HELP FROM NATIONAL GUARD
Virginia National Guard members improvised when they needed to carry two patients through heavy snow in Wise County.
First Sgt. Billy Bartlett with the 1033rd Engineer Company says in a news release that soldiers created stretchers from a combination of blankets and tarps.
The patients were taken to a medical evacuation site. One person needed dialysis, and the other was running low on oxygen. Specialist Nicholas Turner estimates that he and other soldiers carried the oxygen patient more than 150 yards through deep snow and ice.
Since Sunday, Guard members have helped the Wise County Sheriff's Office deliver food, water and medicine throughout the county.
With the storm approaching Wednesday morning, only about 30 flights had been canceled nationwide, according to the tracking website FlightAware.
Dallas-Fort Worth International Airport maintenance crews treated runways, taxiways and all roadways in anticipation of several inches of snow.
MORE THAN MILK AND BREAD
Some folks are stocking up on more than pantry staples — they're headed for the liquor.
Customers at Riverside Wine & Spirits in Chattanooga, Tennessee, told WRCB-TV (http://bit.ly/1DphvwG) that they came in Tuesday to get alcohol before more snow and ice hit the region.

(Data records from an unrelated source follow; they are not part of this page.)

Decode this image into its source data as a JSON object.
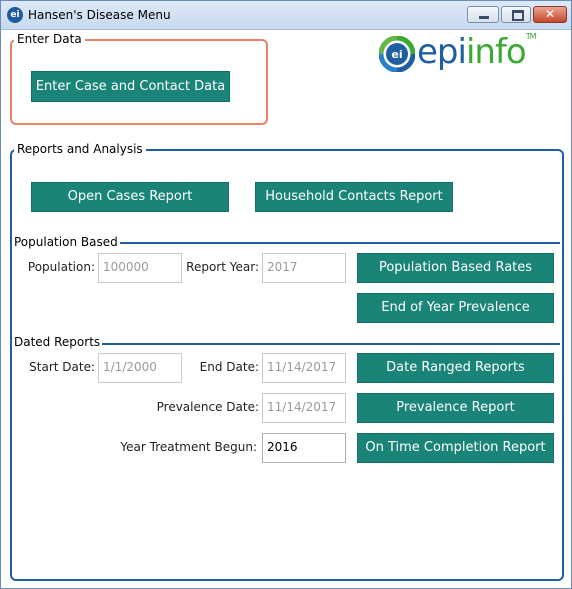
{
  "window": {
    "title": "Hansen's Disease Menu",
    "icon": "ei"
  },
  "logo": {
    "part1": "epi",
    "part2": "info",
    "tm": "TM",
    "badge": "ei",
    "color_epi": "#1f5fa0",
    "color_info": "#3aaa35"
  },
  "enter_data": {
    "legend": "Enter Data",
    "button": "Enter Case and Contact Data"
  },
  "reports": {
    "legend": "Reports and Analysis",
    "open_cases": "Open Cases Report",
    "household_contacts": "Household Contacts Report",
    "population_based": {
      "section": "Population Based",
      "population_label": "Population:",
      "population_value": "100000",
      "report_year_label": "Report Year:",
      "report_year_value": "2017",
      "rates_button": "Population Based Rates",
      "prevalence_button": "End of Year Prevalence"
    },
    "dated_reports": {
      "section": "Dated Reports",
      "start_label": "Start Date:",
      "start_value": "1/1/2000",
      "end_label": "End Date:",
      "end_value": "11/14/2017",
      "ranged_button": "Date Ranged Reports",
      "prevalence_date_label": "Prevalence Date:",
      "prevalence_date_value": "11/14/2017",
      "prevalence_button": "Prevalence Report",
      "year_treatment_label": "Year Treatment Begun:",
      "year_treatment_value": "2016",
      "completion_button": "On Time Completion Report"
    }
  }
}
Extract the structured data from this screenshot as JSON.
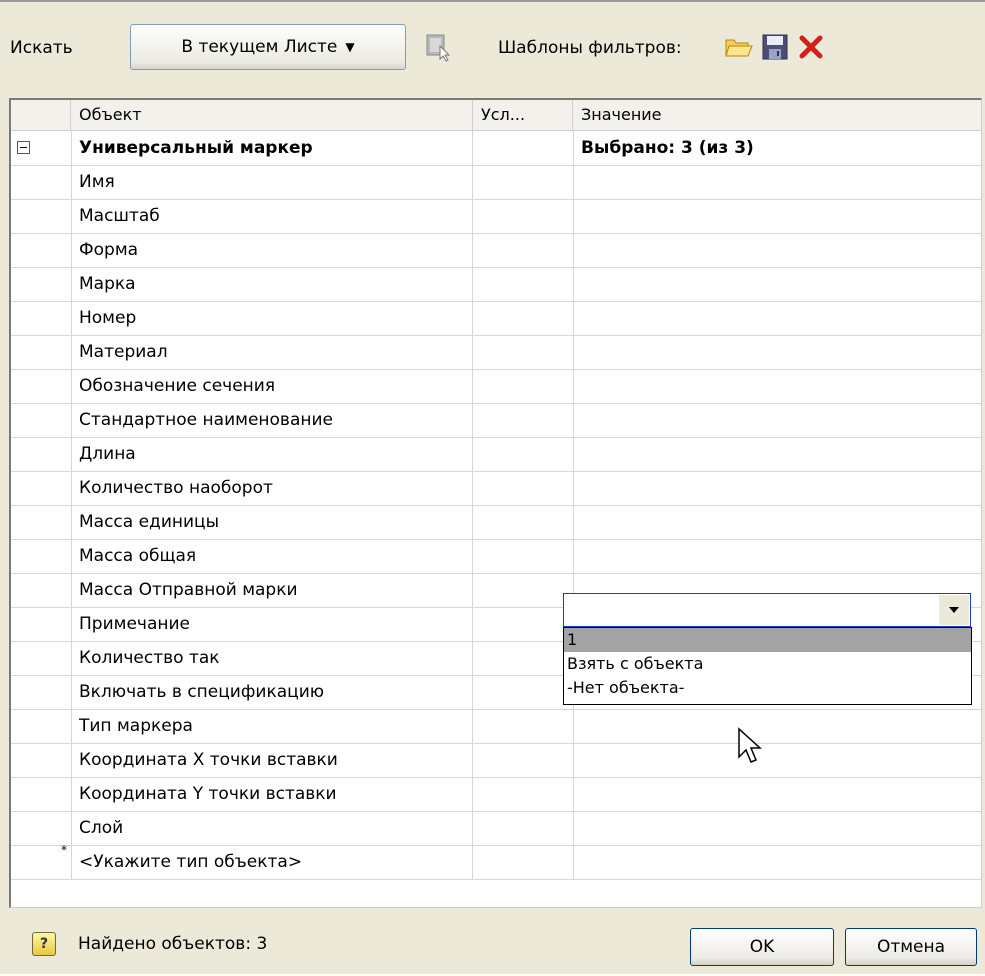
{
  "toolbar": {
    "search_label": "Искать",
    "scope_button": "В текущем Листе",
    "scope_arrow": "▼",
    "templates_label": "Шаблоны фильтров:"
  },
  "grid": {
    "columns": [
      "Объект",
      "Усл...",
      "Значение"
    ],
    "group_row": {
      "object": "Универсальный маркер",
      "value": "Выбрано: 3 (из 3)"
    },
    "rows": [
      "Имя",
      "Масштаб",
      "Форма",
      "Марка",
      "Номер",
      "Материал",
      "Обозначение сечения",
      "Стандартное наименование",
      "Длина",
      "Количество наоборот",
      "Масса единицы",
      "Масса общая",
      "Масса Отправной марки",
      "Примечание",
      "Количество так",
      "Включать в спецификацию",
      "Тип маркера",
      "Координата X точки вставки",
      "Координата Y точки вставки",
      "Слой"
    ],
    "new_row_marker": "*",
    "new_row_placeholder": "<Укажите тип объекта>"
  },
  "dropdown": {
    "value": "",
    "options": [
      "1",
      "Взять с объекта",
      "-Нет объекта-"
    ],
    "selected_index": 0
  },
  "status": {
    "help_glyph": "?",
    "found_text": "Найдено объектов: 3",
    "ok_label": "OK",
    "cancel_label": "Отмена"
  },
  "colors": {
    "window_bg": "#ece9d8",
    "combo_border": "#1c3ccf",
    "option_selected": "#a3a3a3",
    "delete_red": "#d4201a"
  }
}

Worker Jamie Campbell said customers also stocked up last Friday before that snowstorm hit. Even though the store closed early due to the weather, Campbell said sales were still about $5,000 more than on a normal Friday night.
As snow and frigid temperatures continue in Ohio, communities in parts of the state are running short on road salt, city officials said.
Some cities have waited weeks for hundreds of tons of ordered salt, the Northeast Ohio Media Group reported (http://bit.ly/1DQsL6q).
The region has recorded nearly 60 inches of snow since November. Lower-than average temperatures have made snow harder to melt and roads more difficult to clear.
For some cities, a serious salt problem is just one more snowfall away.